From his home base in southern California, Patt's teacher Eric Small, 75, manages his MS with a daily yoga practice. Small, who studied extensively with B.K.S Iyengar and has a book (Yoga for MS) coming out this summer, cautions that teachers should proceed carefully with MS-affected students. "You're dealing with a disease that has no boundaries. You can't just say, 'Open your sticky mat and join us.' The person with MS will get very frustrated." Because there are so many different symptoms and because symptoms can vary widely week to week, if an MS student you don't know shows up to a regular class, Small recommends using restorative poses until you can learn more about his or her specific needs.
"It would be great if everybody with MS would feel comfortable walking into a class and saying, 'I have MS,' but there's a lot of ignorance. So first: Don't get a blank stare. Say, 'Tell me what your considerations are,'" Patt advises. And, she adds, "Don't think that you're limited in what you can do together because of the adaptations."
Pose Adaptations and Pranayama
In a class designed for MS, Small suggests starting and ending the practice with Viparita Karani (Legs-Up-the-Wall Pose), which stimulates the brain without agitation. "Most people with MS are more sedentary, so turning them into an inversion gets fresh blood into their bodies," he says. "Second, you're dealing with a nervous system that's really whacked out, and Viparita Karani is really calming." Small suggests using a belt around the thighs to relieve tension.
In general, Small says, it's important to keep students relaxed and breathing deeply, and out of stress. If the body begins to shake, that agitates the system, so Small recommends students hold non restorative poses for just 10 seconds. "What's really more healing than anything else is that quietness," he says. Small also says students shouldn't hold the breath, but that pranayama is extremely beneficial.
Small and Patt agree that all yoga poses are helpful, with the exception of full inversions, which should only be attempted by experienced students. For those with limited mobility, they suggest keeping an open mind about ways to adapt poses, using chairs, blocks, blankets, the walls, and the floor.

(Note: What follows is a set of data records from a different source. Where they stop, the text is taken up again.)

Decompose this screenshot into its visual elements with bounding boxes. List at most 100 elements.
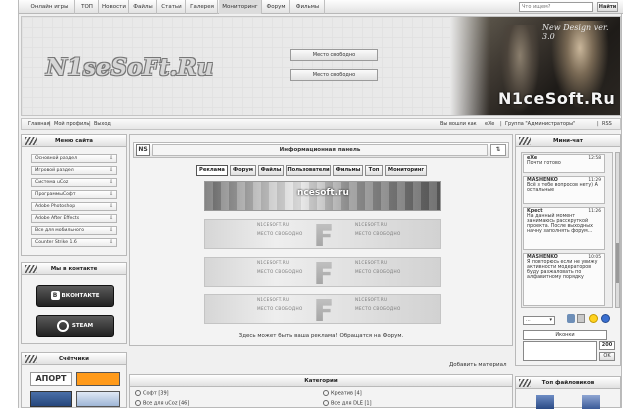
menu-item-counter-strike[interactable]: Counter Strike 1.6 ⇩ [31,238,117,247]
toggle-arrows-icon[interactable]: ⇅ [490,144,506,156]
top-files-panel: Топ файловиков [515,376,621,409]
search-input[interactable] [519,2,593,12]
link-profile[interactable]: Мой профиль [54,119,89,129]
nav-gallery[interactable]: Галерея [187,0,218,14]
stripes-icon [25,355,37,363]
add-material-link[interactable]: Добавить материал [449,362,507,368]
ns-logo: NS [136,144,150,156]
vkontakte-button[interactable]: B ВКОНТАКТЕ [36,285,114,307]
ad-note: Здесь может быть ваша реклама! Обращатся… [238,333,404,339]
categories-title: Категории [130,375,512,387]
ad-banner-slot-2[interactable]: N1CESOFT.RU МЕСТО СВОБОДНО N1CESOFT.RU М… [204,257,441,287]
header-brand: N1ceSoft.Ru [498,89,616,108]
menu-item-photoshop[interactable]: Adobe Photoshop ⇩ [31,202,117,211]
nav-articles[interactable]: Статьи [158,0,186,14]
top-nav: Онлайн игры ТОП Новости Файлы Статьи Гал… [19,0,623,14]
menu-item-ucoz[interactable]: Система uCoz ⇩ [31,178,117,187]
nav-online-games[interactable]: Онлайн игры [25,0,75,14]
arrow-down-icon: ⇩ [109,204,113,209]
counters-panel: Счётчики АПОРТ [21,352,127,408]
arrow-down-icon: ⇩ [109,168,113,173]
chat-message: Kpect 11:26 На данный момент занимаюсь р… [523,207,605,250]
design-version: New Design ver. 3.0 [542,23,609,41]
chevron-down-icon: ▾ [549,317,552,323]
nav-films[interactable]: Фильмы [291,0,325,14]
tab-films[interactable]: Фильмы [333,165,363,176]
arrow-down-icon: ⇩ [109,180,113,185]
logged-in-user[interactable]: eXe [485,119,494,129]
menu-item-main[interactable]: Основной раздел ⇩ [31,154,117,163]
user-avatar[interactable] [582,395,600,409]
chat-select[interactable]: ... ▾ [523,316,555,325]
stripes-icon [25,265,37,273]
link-home[interactable]: Главная [28,119,50,129]
char-counter: 200 [599,341,615,350]
nav-files[interactable]: Файлы [130,0,157,14]
tab-monitoring[interactable]: Мониторинг [385,165,427,176]
site-header: N1seSoFt.Ru Место свободно Место свободн… [21,16,621,116]
arrow-down-icon: ⇩ [109,228,113,233]
info-panel-title: Информационная панель [152,144,488,156]
chat-scrollbar[interactable] [615,152,620,308]
refresh-icon[interactable] [567,314,575,323]
counter-badge[interactable] [76,391,120,407]
menu-item-mobile[interactable]: Все для мобильного ⇩ [31,226,117,235]
chat-send-button[interactable]: OK [599,352,615,361]
nav-news[interactable]: Новости [100,0,129,14]
social-title: Мы в контакте [22,263,126,275]
bbcode-icon[interactable] [577,314,585,323]
category-dle[interactable]: Все для DLE [1] [323,400,372,407]
stripes-icon [519,137,531,145]
user-avatar[interactable] [536,395,554,409]
steam-button[interactable]: STEAM [36,315,114,337]
globe-icon[interactable] [601,314,610,323]
banner-site: ncesoft.ru [297,188,349,198]
logo-mark-icon [316,262,332,284]
tab-ads[interactable]: Реклама [196,165,228,176]
arrow-down-icon: ⇩ [109,216,113,221]
page: Онлайн игры ТОП Новости Файлы Статьи Гал… [18,0,623,409]
category-creative[interactable]: Креатив [4] [323,390,362,397]
tab-top[interactable]: Топ [365,165,383,176]
smiley-icon[interactable] [589,314,598,323]
header-ad-slot-2[interactable]: Место свободно [290,69,378,81]
counter-badge[interactable] [30,391,72,407]
nav-forum[interactable]: Форум [263,0,290,14]
rss-link[interactable]: RSS [602,119,612,129]
menu-item-after-effects[interactable]: Adobe After Effects ⇩ [31,214,117,223]
ad-banner-slot-1[interactable]: N1CESOFT.RU МЕСТО СВОБОДНО N1CESOFT.RU М… [204,219,441,249]
top-files-title: Топ файловиков [516,377,620,389]
scrollbar-thumb[interactable] [616,243,619,283]
ad-banner-slot-3[interactable]: N1CESOFT.RU МЕСТО СВОБОДНО N1CESOFT.RU М… [204,294,441,324]
link-logout[interactable]: Выход [94,119,111,129]
nav-top[interactable]: ТОП [76,0,99,14]
counter-badge[interactable] [76,372,120,386]
menu-item-software[interactable]: ПрограммыСофт ⇩ [31,190,117,199]
main-banner[interactable]: ncesoft.ru [204,181,441,211]
site-logo[interactable]: N1seSoFt.Ru [46,54,213,81]
chat-message: MASHENKO 10:05 Я повторюсь если не увижу… [523,253,605,306]
menu-item-games[interactable]: Игровой раздел ⇩ [31,166,117,175]
category-soft[interactable]: Софт [39] [135,390,169,397]
chat-message-input[interactable] [523,341,597,361]
chat-message: eXe 12:58 Почти готово [523,154,605,173]
steam-icon [56,319,69,332]
arrow-down-icon: ⇩ [109,192,113,197]
tab-forum[interactable]: Форум [230,165,256,176]
aport-counter[interactable]: АПОРТ [30,372,72,386]
vk-icon: B [50,291,60,300]
site-menu-title: Меню сайта [22,135,126,147]
user-bar: Главная | Мой профиль | Выход Вы вошли к… [21,118,621,130]
chat-message: MASHENKO 11:29 Всё з тебе вопросов нету)… [523,176,605,204]
arrow-down-icon: ⇩ [109,240,113,245]
chat-name-field[interactable]: Иконки [523,330,607,340]
logged-in-label: Вы вошли как [440,121,477,127]
nav-monitoring[interactable]: Мониторинг [219,0,262,14]
category-ucoz[interactable]: Все для uCoz [46] [135,400,189,407]
search-button[interactable]: Найти [597,2,618,12]
tab-files[interactable]: Файлы [258,165,284,176]
stripes-icon [25,137,37,145]
mini-chat-title: Мини-чат [516,135,620,147]
header-ad-slot-1[interactable]: Место свободно [290,49,378,61]
tab-users[interactable]: Пользователи [286,165,331,176]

Tadasana (Mountain Pose) can be done sitting, for example, and Virabhadrasana I and II (Warrior I and II Poses) can be done kneeling or with chairs. Many poses—including backward and forward bends and spinal twists—can be done while seated in a wheelchair. For more specific suggestions, see Small and Patt's websites (below); both have instructional videos that offer more options.
Encourage Daily Practice
Consistency, Small says, is essential for students to realize the benefits. He says students should practice six days a week—even if it's just for 20 minutes a day—to have a palpable effect on their MS symptoms. In recent years, regular yoga practice has become more accepted by doctors as a palliative for MS, and there are several studies under way to prove its benefits. One study, a 2004 project by the Oregon Health and Science University, found that after six months of practice, yoga significantly reduced fatigue in MS patients.
As they improve physically, MS patients also find new reservoirs of mental strength, which Patt says is essential. "They have to wake up every morning and say, 'I'm worth something today,'" she says. Yoga, she believes, helps make that possible.
Rachel Brahinsky is a writer and yoga teacher in San Francisco.